Я со вздохом пожал плечами, мол, что поделать, наши отцы — не купцы. Хе, даже в рифму думаю.
— И вы, шевалье, выходит, собираетесь защищать в южных землях честь своих родов?
— Да, так и есть, — ответили мы с Роландом одновременно.
— Люсьен, — обернулся он к своему оруженосцу, — дай мне мой кошель.
Тот снял с пояса и с поклоном протянул своему господину пузатый мешочек, из которого граф достал три золотые монеты и протянул мне.
— Держите, эти деньги вам пригодятся в вашем долгом
Сказал он это с едкой ухмылкой. Перед ним учтиво распахнули двери храма, он проследовал внутрь, туда, откуда пахнула сыростью и запахом сальных свеч и масляных светильников.

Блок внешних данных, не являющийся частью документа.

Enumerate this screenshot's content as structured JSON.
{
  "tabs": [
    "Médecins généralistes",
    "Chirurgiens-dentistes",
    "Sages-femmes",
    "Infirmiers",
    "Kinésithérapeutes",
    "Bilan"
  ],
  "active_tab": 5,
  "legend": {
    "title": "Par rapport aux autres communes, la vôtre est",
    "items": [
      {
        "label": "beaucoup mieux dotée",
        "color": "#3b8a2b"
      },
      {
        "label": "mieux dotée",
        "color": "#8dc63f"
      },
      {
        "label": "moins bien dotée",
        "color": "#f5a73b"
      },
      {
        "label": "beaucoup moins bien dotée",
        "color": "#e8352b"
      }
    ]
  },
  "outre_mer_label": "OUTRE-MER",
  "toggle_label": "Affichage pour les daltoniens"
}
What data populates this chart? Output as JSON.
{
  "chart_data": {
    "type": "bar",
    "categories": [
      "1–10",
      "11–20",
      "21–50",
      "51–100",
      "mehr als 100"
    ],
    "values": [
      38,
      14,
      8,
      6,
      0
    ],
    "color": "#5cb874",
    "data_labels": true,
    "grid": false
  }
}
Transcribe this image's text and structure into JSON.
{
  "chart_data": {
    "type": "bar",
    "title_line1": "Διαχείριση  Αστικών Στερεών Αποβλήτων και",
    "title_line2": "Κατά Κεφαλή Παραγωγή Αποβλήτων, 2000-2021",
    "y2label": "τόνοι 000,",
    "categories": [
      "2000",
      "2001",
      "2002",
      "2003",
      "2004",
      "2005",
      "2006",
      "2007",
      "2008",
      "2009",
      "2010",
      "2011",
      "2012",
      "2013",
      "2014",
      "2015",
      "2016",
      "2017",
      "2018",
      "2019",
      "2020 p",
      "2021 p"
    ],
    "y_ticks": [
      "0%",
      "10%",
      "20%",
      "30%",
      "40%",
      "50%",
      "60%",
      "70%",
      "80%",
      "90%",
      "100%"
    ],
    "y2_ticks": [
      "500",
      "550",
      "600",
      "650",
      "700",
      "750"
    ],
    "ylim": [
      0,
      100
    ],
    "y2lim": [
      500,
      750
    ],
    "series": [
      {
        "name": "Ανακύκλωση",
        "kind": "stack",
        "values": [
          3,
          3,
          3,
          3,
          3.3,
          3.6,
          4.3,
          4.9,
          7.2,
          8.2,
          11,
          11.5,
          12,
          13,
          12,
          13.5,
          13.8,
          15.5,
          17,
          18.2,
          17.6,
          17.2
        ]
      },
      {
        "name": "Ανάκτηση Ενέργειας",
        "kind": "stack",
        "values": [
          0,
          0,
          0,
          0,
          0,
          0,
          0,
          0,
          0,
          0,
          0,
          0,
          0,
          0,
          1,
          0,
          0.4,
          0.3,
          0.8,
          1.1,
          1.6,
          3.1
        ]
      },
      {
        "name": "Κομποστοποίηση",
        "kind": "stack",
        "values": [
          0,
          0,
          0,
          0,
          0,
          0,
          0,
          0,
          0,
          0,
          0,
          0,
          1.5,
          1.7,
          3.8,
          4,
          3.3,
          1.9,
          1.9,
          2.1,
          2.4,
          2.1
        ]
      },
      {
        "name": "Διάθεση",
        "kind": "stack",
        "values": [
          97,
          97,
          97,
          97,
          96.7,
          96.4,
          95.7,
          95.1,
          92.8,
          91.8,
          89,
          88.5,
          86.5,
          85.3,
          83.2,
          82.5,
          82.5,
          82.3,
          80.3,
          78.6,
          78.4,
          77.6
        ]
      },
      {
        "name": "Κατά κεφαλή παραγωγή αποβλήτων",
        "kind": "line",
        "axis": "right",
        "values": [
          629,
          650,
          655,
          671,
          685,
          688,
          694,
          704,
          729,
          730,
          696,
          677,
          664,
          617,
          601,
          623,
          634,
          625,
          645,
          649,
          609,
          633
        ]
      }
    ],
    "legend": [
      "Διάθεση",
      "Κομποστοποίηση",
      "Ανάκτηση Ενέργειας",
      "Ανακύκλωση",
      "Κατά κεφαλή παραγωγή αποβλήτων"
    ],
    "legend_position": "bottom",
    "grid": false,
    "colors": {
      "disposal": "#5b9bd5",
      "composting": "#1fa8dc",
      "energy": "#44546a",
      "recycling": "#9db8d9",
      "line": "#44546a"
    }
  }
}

— Ого, целых три полновесных безанта! — тихо выдохнул мне в ухо Роланд. — Значит, и впрямь недаром тебе святой Януарий посоветовал спасти того несчастного крестьянина, видишь, как к тебе деньги с хорошим прибытком вернулись.
— Надеюсь, это не выглядит, как подачка, — пробормотал я, глядя на лежавшие на своей ладони монеты.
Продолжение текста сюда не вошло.